Closed ibrodowski closed 6 years ago

ibrodowski commented 7 years ago

@BaReinhard

I know that this isn't necessarily an issue, so I apologize in advance.

I noticed that say.sh was all commented out, so I decided to figure out what's going on with it.

My RPi setup:

Ran install.sh using the following options:

After reboot, the following manual changes were made:

List audio-devices using aplay -L, but the known working output devices are as follows:

  1. plughw
  2. sysdefault

Modify say.sh in /usr/local/bin (change sysdefault to plughw as needed): #!/bin/bash say() { local IFS=+; espeak $* --stdout | aplay -D 'sysdefault' } 2>/dev/null say $*

Results - Updated @ 0838 PDT:

BaReinhard commented 7 years ago

This is great, I never got around to getting into it with say.sh. I was only able to have it say something when connected via hdmi and somewhat lost interest. If you are able to implement this into a pull request I will gladly merge it.

ibrodowski commented 7 years ago

I'll work on implementing this potential fix into a PR after I've completed additional testing.

I've got a Raspberry Pi Zero W that I use in the car, which was set-up using the custom option, bluetooth-only, no shairport, so I'd like to make sure it works as expected.

I'll need to figure out a simple way to read the output from aplay -L and search for the keywords of plughw and/or sysdefault and then update say.sh to match either-or accordingly (without having to resort to some crazy kung-fu scripting skills).

I've got another question regarding simple-agent.autotrust, so I'll just submit another issue.

BaReinhard commented 6 years ago

Been MIA lately, but I think ill be more active for at least a couple weeks until a new job starts. The easiest way to get data from aplay would be something like

sysdef=`aplay -l | grep sysdefault`
plughw=`aplay -l | grep plughw`

if [ -z "$sysdef" ]; then
  update say.sh for sysdef
  exit 0
fi
if [ -z "$plughw" ]; then
  update say.sh for plug hw
  exit 0
fi

Or something along those lines, there are likely some syntax errors , but the grep commands should hold water.
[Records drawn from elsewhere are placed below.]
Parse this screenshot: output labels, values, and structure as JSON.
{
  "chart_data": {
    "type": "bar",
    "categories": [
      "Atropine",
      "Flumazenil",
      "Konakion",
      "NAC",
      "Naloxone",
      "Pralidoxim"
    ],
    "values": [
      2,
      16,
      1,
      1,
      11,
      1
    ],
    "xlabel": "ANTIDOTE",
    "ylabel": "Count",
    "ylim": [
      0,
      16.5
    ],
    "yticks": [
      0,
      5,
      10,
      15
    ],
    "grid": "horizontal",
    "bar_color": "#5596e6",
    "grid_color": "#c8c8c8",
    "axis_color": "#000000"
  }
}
BaReinhard commented 6 years ago

closed for inactivity. If a solution is provided, I would gladly add to the install.

Lauszus commented 6 years ago

I got espeak working using the following command in say.sh:

espeak "$*" --stdout | aplay -Dsysdefault

Note that setting the device to -Dplughw:0,0 work as well.

Note the quotes around $* is important. Without that only "Device" would be said, as @ibrodowski also experienced.